Andrew Flintoff may be wrestling his demons ahead of his professional debut this weekend but Quade Cooper has no doubt he can be a boxing hit.
The thought still worries Andrew Flintoff.
And it would be enough to send shudders down James Cracknell's spine.
But Quade Cooper reckons he already knows the answer to the question that nags any high-profile sportsman who takes up boxing - can he take a punch?
Eyebrows - along with safety concerns - were raised when Cooper confirmed he would make his professional debut on the undercard of another boxing convert, good friend Sonny Bill Williams, in Brisbane on February 8.
The controversial Queensland Reds five-eighth - in rugby limbo due to stalled ARU talks - has copped a few on the chin from critics over the years.
And now Cooper claims he has footage to prove he can do the same in boxing - but he doesn't appear anywhere near a ring.
The budding cruiserweight points to video of him wearing a big right jab from hulking Brumbies prop Salesi Ma'afu during a Super Rugby altercation in March, 2011.
"He gave me one when I wasn't looking.
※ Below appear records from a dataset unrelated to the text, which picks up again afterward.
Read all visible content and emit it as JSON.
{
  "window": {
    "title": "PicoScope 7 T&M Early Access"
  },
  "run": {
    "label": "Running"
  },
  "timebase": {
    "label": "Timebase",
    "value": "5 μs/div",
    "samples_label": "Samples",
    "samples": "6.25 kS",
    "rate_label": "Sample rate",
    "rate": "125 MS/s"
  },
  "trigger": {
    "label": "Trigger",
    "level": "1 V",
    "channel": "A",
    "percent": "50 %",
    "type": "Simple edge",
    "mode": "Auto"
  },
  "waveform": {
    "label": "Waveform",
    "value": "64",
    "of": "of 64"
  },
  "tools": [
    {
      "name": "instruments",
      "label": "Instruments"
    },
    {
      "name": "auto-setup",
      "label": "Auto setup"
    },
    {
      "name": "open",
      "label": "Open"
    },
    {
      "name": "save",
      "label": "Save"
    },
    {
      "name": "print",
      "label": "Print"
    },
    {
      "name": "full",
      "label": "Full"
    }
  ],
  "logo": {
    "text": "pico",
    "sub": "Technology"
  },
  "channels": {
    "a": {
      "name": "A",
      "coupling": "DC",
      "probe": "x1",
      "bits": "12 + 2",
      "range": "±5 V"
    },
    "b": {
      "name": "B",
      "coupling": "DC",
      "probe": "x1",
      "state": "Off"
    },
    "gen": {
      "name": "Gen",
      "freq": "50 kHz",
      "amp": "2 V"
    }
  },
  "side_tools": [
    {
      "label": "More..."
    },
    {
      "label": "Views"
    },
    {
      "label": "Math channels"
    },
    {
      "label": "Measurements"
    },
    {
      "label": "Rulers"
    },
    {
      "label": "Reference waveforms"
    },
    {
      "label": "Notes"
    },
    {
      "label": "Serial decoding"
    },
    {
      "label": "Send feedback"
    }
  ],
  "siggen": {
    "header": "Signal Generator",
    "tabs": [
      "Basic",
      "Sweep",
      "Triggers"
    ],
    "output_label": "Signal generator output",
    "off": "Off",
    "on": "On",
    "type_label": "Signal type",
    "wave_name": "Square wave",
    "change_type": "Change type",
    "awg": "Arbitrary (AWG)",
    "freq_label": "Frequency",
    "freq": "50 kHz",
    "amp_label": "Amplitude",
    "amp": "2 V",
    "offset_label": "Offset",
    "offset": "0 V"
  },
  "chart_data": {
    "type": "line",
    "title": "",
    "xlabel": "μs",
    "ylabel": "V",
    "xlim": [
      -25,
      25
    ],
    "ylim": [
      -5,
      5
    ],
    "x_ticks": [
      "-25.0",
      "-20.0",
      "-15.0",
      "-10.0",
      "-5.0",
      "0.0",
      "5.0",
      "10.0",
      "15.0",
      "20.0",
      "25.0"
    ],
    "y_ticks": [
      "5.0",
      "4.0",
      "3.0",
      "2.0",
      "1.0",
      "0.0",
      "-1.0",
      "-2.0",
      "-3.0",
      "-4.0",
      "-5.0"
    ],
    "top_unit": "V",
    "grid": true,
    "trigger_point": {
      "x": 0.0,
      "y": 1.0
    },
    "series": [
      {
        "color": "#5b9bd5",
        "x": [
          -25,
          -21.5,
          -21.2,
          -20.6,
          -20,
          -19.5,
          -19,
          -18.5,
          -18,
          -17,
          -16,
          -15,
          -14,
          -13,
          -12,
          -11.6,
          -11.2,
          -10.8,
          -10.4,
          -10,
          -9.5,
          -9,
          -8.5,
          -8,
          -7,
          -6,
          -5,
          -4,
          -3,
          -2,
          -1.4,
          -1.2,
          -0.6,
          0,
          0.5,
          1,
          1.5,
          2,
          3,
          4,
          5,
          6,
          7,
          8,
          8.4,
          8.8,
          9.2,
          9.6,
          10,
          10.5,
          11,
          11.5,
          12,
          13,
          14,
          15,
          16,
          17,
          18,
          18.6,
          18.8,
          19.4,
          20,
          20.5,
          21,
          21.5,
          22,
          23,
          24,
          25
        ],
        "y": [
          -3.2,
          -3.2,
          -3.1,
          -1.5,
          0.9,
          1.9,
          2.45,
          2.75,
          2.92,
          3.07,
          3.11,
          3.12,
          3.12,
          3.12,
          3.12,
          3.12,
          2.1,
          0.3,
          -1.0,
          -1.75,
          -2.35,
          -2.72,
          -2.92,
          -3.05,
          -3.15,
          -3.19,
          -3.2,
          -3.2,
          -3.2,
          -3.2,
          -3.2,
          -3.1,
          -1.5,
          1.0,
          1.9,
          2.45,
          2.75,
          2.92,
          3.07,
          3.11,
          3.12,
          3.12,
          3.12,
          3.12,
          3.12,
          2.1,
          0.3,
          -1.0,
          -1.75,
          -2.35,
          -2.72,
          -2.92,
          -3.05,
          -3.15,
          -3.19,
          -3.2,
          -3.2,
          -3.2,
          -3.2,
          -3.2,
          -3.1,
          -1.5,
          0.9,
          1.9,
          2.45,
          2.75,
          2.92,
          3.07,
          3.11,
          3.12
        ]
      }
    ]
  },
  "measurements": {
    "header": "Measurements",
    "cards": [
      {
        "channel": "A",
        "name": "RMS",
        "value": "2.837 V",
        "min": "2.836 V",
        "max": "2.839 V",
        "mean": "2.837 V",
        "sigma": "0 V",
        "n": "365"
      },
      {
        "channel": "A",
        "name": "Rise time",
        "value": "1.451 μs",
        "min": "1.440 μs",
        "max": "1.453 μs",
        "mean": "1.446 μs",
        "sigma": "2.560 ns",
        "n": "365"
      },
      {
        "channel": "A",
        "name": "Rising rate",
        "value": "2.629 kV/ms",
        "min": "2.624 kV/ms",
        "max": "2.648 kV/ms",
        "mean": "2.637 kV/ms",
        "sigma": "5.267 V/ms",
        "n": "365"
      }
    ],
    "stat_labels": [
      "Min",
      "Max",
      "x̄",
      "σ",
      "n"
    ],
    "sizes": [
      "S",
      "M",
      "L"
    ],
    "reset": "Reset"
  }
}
He's a big bopper and I got up from that," Cooper said.
However, the likes of Flintoff and Cracknell are living proof that wearing one while in the ring is very different.
Former England cricket captain Flintoff makes his professional debut on Saturday (AEST) and admits he still fears being punched despite months of training.
"All the stuff you do in the gym...it doesn't really get you ready for trying to take a punch," Flintoff told Sky Sports.
Just ask Cracknell.
The double Olympic rowing gold medallist was knocked out cold in the first round of his boxing debut five years ago - and critics fear the same fate awaits Flintoff.
"Giving Flintoff a professional licence with no experience of boxing is a joke," leading English fight promoter Frank Maloney said.
"It gives our sport a bad name."
However, Cooper reckons his nimble footwork that appears in so many Super Rugby showreels will ensure he is a hit in boxing.
"I found it helped me when sparring, the way I could evade punches," Cooper said.
"But boxing has a lot to do with hard work and desire.
"You can't hide anywhere.
"I am a bit nervous but excited at the same time."
Of course, it may all become a moot point.
Revived ARU talks will all but ensure his fight set eight days before the Reds' season opener against the ACT will be abandoned.
And if it isn't, Cooper faces a smooth transition into boxing judging by his manager Khoder Nasser's track record with fellow star charge Williams.
Williams made his boxing debut in Brisbane three years ago against fellow Kiwi Gary Gurr who lived up to his nickname `The Baboon' by trashing a pre-fight press conference before making a monkey of himself in their fight.